2022-12-15 00:00:00 | Brazil audit finds 17% of cattle bought by JBS came from 'irregular' ranches
Nearly 17% of the cattle bought by JBS SA in Brazil's Para state in the Amazon rainforest allegedly came from ranches with "irregularities" such as illegal deforestation, according to an audit by federal prosecutors. The audit, which examined cattle purchases between July 2019 and June 2020, said that the world's largest meatpacker allegedly bought some 93,734 head from irregular ranchers.
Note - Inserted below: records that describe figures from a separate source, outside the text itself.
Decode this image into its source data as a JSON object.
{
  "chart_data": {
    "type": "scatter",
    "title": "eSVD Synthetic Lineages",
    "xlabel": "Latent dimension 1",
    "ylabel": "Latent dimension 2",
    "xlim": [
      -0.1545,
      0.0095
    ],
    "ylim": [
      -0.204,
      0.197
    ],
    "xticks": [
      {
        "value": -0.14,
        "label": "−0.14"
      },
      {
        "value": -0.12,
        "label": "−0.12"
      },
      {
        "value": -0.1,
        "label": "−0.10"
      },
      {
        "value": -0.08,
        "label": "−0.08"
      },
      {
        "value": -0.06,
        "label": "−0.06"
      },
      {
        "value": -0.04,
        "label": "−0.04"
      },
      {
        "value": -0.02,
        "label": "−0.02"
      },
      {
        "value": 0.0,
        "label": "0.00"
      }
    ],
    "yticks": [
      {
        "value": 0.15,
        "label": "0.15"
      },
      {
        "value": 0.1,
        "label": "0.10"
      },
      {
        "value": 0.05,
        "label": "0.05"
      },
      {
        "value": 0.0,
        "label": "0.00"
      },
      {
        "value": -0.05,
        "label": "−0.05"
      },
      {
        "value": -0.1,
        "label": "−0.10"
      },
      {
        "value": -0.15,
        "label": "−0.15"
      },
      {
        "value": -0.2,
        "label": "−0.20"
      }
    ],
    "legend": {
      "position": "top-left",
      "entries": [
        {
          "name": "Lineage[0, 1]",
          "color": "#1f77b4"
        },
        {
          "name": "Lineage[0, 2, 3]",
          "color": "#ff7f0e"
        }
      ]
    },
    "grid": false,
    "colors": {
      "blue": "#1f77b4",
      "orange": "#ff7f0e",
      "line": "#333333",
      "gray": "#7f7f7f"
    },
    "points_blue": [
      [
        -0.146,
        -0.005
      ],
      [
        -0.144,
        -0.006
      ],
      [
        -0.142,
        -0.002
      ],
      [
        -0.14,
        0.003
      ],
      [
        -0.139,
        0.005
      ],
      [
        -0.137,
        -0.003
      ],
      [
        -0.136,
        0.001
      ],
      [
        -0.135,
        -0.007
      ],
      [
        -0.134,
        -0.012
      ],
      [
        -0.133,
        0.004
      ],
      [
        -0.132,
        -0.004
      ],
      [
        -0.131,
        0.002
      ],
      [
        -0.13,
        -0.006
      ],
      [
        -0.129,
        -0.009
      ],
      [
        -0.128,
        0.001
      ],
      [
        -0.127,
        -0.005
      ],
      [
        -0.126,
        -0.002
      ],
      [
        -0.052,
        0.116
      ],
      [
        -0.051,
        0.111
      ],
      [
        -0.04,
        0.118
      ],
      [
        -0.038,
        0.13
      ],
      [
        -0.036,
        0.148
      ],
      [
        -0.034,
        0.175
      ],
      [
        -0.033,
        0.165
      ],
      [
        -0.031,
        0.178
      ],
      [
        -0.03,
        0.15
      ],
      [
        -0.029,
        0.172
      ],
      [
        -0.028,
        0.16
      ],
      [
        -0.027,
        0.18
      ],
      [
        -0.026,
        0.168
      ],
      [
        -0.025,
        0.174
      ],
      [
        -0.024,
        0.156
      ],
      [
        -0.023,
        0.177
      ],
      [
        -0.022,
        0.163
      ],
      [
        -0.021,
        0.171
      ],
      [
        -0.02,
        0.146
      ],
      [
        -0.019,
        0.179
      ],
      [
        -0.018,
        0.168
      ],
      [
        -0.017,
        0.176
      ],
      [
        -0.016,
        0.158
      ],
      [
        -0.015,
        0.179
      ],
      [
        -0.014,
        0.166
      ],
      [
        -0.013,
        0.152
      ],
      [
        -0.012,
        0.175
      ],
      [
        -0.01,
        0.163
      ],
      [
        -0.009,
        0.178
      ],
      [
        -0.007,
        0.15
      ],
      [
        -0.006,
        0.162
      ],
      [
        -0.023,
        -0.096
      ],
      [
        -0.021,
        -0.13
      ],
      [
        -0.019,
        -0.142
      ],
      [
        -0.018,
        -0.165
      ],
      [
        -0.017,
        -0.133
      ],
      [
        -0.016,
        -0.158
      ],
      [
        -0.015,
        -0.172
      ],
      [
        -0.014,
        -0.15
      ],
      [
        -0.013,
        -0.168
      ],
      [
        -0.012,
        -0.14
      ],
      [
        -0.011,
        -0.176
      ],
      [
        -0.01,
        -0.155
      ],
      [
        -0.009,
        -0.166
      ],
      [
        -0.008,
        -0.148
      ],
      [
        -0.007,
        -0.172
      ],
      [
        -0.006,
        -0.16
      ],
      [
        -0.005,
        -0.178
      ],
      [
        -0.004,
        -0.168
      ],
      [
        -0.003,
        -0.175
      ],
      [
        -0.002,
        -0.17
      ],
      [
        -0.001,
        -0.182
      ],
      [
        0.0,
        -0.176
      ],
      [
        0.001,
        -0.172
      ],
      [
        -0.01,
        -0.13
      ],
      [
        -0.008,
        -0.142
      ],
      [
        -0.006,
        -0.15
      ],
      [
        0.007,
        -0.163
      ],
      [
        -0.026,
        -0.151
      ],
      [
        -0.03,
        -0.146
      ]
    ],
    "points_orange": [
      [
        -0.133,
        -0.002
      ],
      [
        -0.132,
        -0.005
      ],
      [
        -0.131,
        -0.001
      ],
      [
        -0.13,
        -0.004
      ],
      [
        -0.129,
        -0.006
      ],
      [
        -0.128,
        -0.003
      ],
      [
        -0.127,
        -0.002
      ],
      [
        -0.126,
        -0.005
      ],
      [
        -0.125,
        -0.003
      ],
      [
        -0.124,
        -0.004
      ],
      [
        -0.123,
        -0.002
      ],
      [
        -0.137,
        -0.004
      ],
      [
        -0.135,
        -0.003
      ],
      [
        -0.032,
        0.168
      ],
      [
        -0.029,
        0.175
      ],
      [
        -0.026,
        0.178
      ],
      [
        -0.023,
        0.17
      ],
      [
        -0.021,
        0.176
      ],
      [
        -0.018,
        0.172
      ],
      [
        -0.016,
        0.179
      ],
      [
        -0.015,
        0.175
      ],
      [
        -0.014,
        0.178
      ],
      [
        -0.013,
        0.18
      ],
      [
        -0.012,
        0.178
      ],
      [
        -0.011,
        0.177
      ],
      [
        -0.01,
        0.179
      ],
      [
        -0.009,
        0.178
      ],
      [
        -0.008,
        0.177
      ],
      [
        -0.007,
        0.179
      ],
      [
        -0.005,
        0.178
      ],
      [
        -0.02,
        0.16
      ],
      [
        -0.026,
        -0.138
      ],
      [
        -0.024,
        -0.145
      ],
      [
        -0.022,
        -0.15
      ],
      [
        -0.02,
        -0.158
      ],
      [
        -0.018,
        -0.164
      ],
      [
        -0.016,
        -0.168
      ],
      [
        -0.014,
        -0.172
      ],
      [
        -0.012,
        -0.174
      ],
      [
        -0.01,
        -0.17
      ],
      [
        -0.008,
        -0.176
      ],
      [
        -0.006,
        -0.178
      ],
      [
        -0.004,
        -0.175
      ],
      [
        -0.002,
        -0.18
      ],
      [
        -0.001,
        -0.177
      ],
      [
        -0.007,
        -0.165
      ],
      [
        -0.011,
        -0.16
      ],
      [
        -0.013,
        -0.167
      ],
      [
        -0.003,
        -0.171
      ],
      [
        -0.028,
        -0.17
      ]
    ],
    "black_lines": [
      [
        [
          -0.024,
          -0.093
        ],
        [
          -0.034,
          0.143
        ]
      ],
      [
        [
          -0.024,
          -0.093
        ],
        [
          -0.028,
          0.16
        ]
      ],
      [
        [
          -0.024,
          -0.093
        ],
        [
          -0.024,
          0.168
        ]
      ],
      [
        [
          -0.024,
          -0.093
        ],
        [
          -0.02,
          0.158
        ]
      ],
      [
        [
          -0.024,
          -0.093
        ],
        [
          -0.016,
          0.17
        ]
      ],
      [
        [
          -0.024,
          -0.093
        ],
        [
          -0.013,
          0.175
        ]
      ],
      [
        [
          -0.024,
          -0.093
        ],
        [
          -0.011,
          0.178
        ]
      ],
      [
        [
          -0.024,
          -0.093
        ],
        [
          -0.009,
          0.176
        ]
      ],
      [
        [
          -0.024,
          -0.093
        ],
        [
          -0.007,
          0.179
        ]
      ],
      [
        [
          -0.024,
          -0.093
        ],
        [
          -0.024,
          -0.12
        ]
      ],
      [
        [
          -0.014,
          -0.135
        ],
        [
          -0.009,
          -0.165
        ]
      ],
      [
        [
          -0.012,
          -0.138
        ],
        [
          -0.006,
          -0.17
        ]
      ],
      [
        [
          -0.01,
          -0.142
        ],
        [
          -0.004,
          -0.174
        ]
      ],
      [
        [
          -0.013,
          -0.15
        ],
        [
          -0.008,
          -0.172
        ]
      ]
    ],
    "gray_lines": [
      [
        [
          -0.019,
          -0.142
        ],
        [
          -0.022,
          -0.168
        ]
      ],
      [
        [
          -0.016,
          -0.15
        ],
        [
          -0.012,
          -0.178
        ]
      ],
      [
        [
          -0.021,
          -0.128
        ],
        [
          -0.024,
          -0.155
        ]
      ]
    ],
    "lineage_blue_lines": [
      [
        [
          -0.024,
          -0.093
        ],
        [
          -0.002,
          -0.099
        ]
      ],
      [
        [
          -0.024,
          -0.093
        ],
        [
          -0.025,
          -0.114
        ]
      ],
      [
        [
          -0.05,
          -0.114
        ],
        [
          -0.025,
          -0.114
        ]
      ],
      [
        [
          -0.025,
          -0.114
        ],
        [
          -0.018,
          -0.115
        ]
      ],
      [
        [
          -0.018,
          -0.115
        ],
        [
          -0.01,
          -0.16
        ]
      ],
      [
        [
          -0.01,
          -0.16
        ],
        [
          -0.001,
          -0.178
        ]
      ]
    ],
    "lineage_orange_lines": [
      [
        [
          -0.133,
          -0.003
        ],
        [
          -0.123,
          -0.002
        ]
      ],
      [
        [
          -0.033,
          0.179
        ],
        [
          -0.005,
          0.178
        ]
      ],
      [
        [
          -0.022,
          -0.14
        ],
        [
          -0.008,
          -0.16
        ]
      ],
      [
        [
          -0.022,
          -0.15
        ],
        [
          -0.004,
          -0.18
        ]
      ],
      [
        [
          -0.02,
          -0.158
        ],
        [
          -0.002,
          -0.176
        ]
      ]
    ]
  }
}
2022-04-21 00:00:00 | JBS increased greenhouse gas emissions by 51% over the last five years
JBS has increased its greenhouse gas emissions by a staggering 51% over the last five years and is now responsible for greater emissions than Italy's annual climate footprint, new research finds. Using an UN-approved methodology, new research contained in a media brief by IATP, Feedback and investigative website DeSmog, found that JBS – which processed 26.8 million cattle, 46.7 million pigs and 4.9 billion chickens last year – increased its annual GHG emissions by 51% in five years from 280 million metric tonnes (mmts) in 2016 to around 421.6 mmts in 2021. This is more than the annual climate footprint of Italy or Spain and close to that of France (at 443 mmt) and the UK (at 453 mmt). It is approximately equivalent to fossil fuel giant Total’s 2020 emissions.